Challenges we ran into
- Compression is lossy by math, not by mistake. Turning $N$ tokens into $M < N$ forces a bet about what matters. Our first selector kept the dietary rule but dropped the actual restaurant suggestion and, in another pass, dropped "confirm before paying." The fix wasn't "compress better" — it was to make the loss principled: a hard guard that never drops standing rules, plus soft guards for schedule/location/preference, so the loss only ever lands on low-relevance facts.
- Relevance has no perfect oracle.
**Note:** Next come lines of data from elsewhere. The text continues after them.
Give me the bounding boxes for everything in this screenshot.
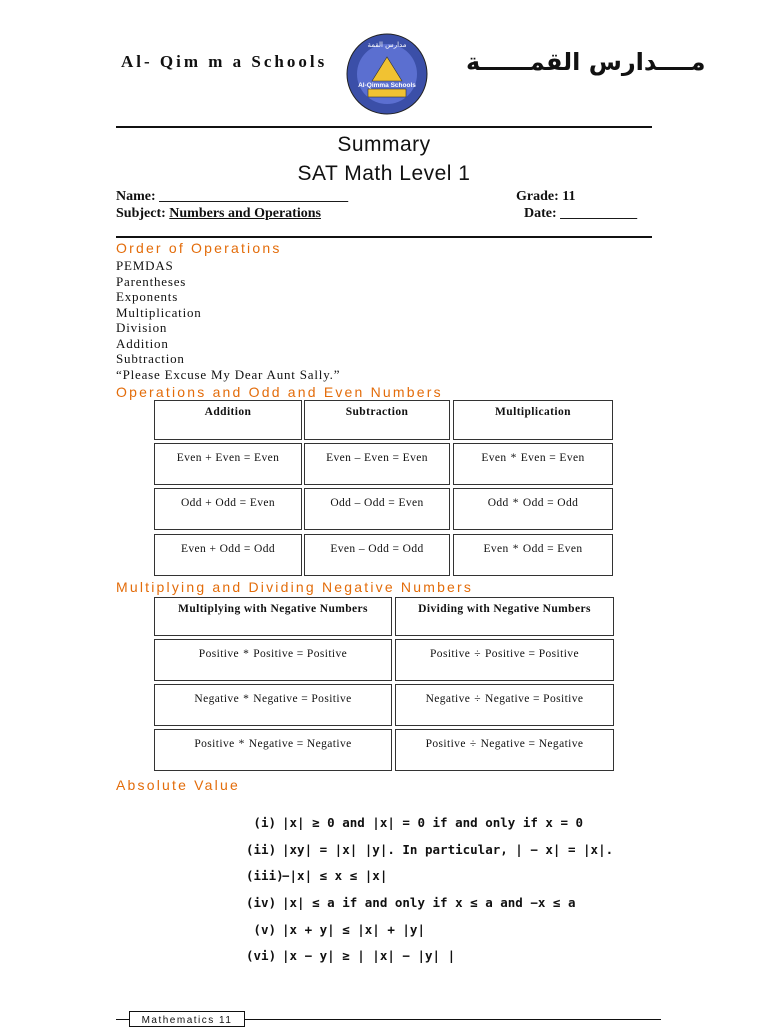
- multiply-symbol: *: [238, 738, 245, 750]
- divide-symbol: ÷: [474, 693, 482, 705]
- property-row: [246, 917, 546, 944]
- grade-field: Grade: 11: [516, 189, 576, 204]
- property-text: |x| ≤ a if and only if x ≤ a and −x ≤ a: [282, 895, 576, 911]
- list-item: Exponents: [116, 289, 179, 304]
- school-name-english: Al- Qim m a Schools: [121, 52, 328, 71]
- operand: Positive: [430, 648, 471, 660]
- table-header-multiplying: Multiplying with Negative Numbers: [154, 597, 392, 636]
- divide-symbol: ÷: [474, 648, 481, 660]
- table-cell: [395, 639, 614, 681]
- list-item: PEMDAS: [116, 258, 174, 273]
- table-cell: [395, 729, 614, 771]
- heading-order-of-operations: Order of Operations: [116, 240, 282, 256]
- name-field: Name: ___________________________: [116, 189, 349, 204]
- divide-symbol: ÷: [469, 738, 477, 750]
- table-cell: Odd + Odd = Even: [154, 488, 302, 530]
- operand-result: Positive = Positive: [253, 648, 348, 660]
- heading-odd-even: Operations and Odd and Even Numbers: [116, 384, 443, 400]
- header-rule: [116, 126, 652, 128]
- list-item: Subtraction: [116, 351, 185, 366]
- table-cell: [453, 488, 613, 530]
- title-summary: Summary: [337, 133, 431, 156]
- meta-rule: [116, 236, 652, 238]
- list-item: “Please Excuse My Dear Aunt Sally.”: [116, 366, 341, 382]
- order-of-operations-list: [116, 258, 340, 382]
- list-item: Parentheses: [116, 273, 187, 289]
- operand: Positive: [194, 738, 235, 750]
- property-number: (vi): [246, 948, 277, 964]
- operand-result: Negative = Negative: [480, 738, 584, 750]
- table-cell: [453, 443, 613, 485]
- logo-text-top: مدارس القمة: [367, 41, 407, 49]
- logo-text-bottom: Al-Qimma Schools: [358, 82, 416, 89]
- heading-absolute-value: Absolute Value: [116, 777, 240, 793]
- operand: Positive: [198, 648, 240, 660]
- table-cell: [154, 684, 392, 726]
- footer-label: Mathematics 11: [129, 1011, 245, 1027]
- table-header-subtraction: Subtraction: [304, 400, 450, 440]
- operand-result: Odd = Odd: [522, 497, 579, 509]
- list-item: Division: [116, 320, 168, 335]
- school-logo: [346, 33, 428, 115]
- operand: Odd: [487, 497, 509, 509]
- table-cell: [395, 684, 614, 726]
- operand-result: Negative = Positive: [485, 693, 584, 705]
- table-header-dividing: Dividing with Negative Numbers: [395, 597, 614, 636]
- property-row: [246, 837, 614, 864]
- property-text: −|x| ≤ x ≤ |x|: [282, 868, 388, 884]
- table-cell: [154, 639, 392, 681]
- heading-negative-numbers: Multiplying and Dividing Negative Numbers: [116, 579, 474, 595]
- multiply-symbol: *: [243, 693, 250, 705]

BM25 mismatches vocabulary ("Italian place" vs. "where to eat"). We tuned a relevance floor and a recipient model rather than reaching for a heavyweight learned compressor we couldn't explain.
- Honest measurement is hard. It's tempting to quote a self-counted number. We forced ourselves to report the API's own
usage.input_tokens, to disclose that tokens tie at equal budget, and to make the real win (decision quality) the headline. - Live latency & demo safety. Real calls were slow under load, so we built disk caching, a "live Xs / cached" badge for transparency, and a cooldown so a demo can't accidentally burn quota.
- Keeping the agent dependency-free. The Agentverse agent itself makes zero LLM calls (pure deterministic compression), so it needs no API key to run — which took discipline to preserve as the codebase grew.
Accomplishments that we're proud of
- Three deploy surfaces from one engine — a live Agentverse agent, an MCP server inside Claude, and a provable web A/B demo — all reusing the same pure compression core.
- A live agent on Agentverse that's genuinely useful infrastructure, not a toy — it makes other agents cheaper.
- A provable demo: real token counts, side-by-side, with an animation that teaches the mechanism — and it survives adversarial prompts (it refused to bypass the "confirm before paying" and "no steakhouse" rules).
- Constraint-safety as a feature: RAVEN keeps the rules a bloated full-memory model drops. We turned "lost in the middle" from a risk into our demo's punchline.
- 80–90% token reduction with preserved decisions, reproducible from a clean checkout, backed by 116 tests.
- A design that's explainable end-to-end — every kept fact has a reason (guard vs. relevant).
What we learned
- More context is not safer context. Past a point, extra tokens hurt — the model loses the critical rule. The relevant slice beats the whole memory on both cost and safety.
- Generic compression solves a different problem than ours. The papers optimize "shrink a prompt, keep generic answer quality." The agentic, constraint-sensitive use case needs "compress for a recipient without dropping the rules" — and bridging that gap (recipient-awareness + a constraint guard + a verifier) is the actual contribution.
- The limitations are mostly the problem talking back. Lossiness, imperfect relevance, and constraint-vs-relevance tension are fundamental; the value is in managing them honestly, not pretending to eliminate them.
- Least-privilege context is a privacy story, not just a cost story.
What's next for RAVEN
- Publish the MCP server to PyPI so anyone adds RAVEN to Claude with one line (
uvx raven-mcp), plus a persistent memory store and more tools (the MCP server already works locally inside Claude Desktop / Code / Cursor). - An LLM API proxy (one-line
base_urlswap) so any existing app gets the savings with no rewrite. - Learned relevance as an optional upgrade (embeddings / a small classifier) behind the same explainable interface, for users who'll trade a dependency for higher recall.
- Cross-agent passport caching and KV-level compression (Cache-to-Cache) for repeat back-context.
- Framework adapters (LangChain / CrewAI) so multi-agent builders get RELAY for free.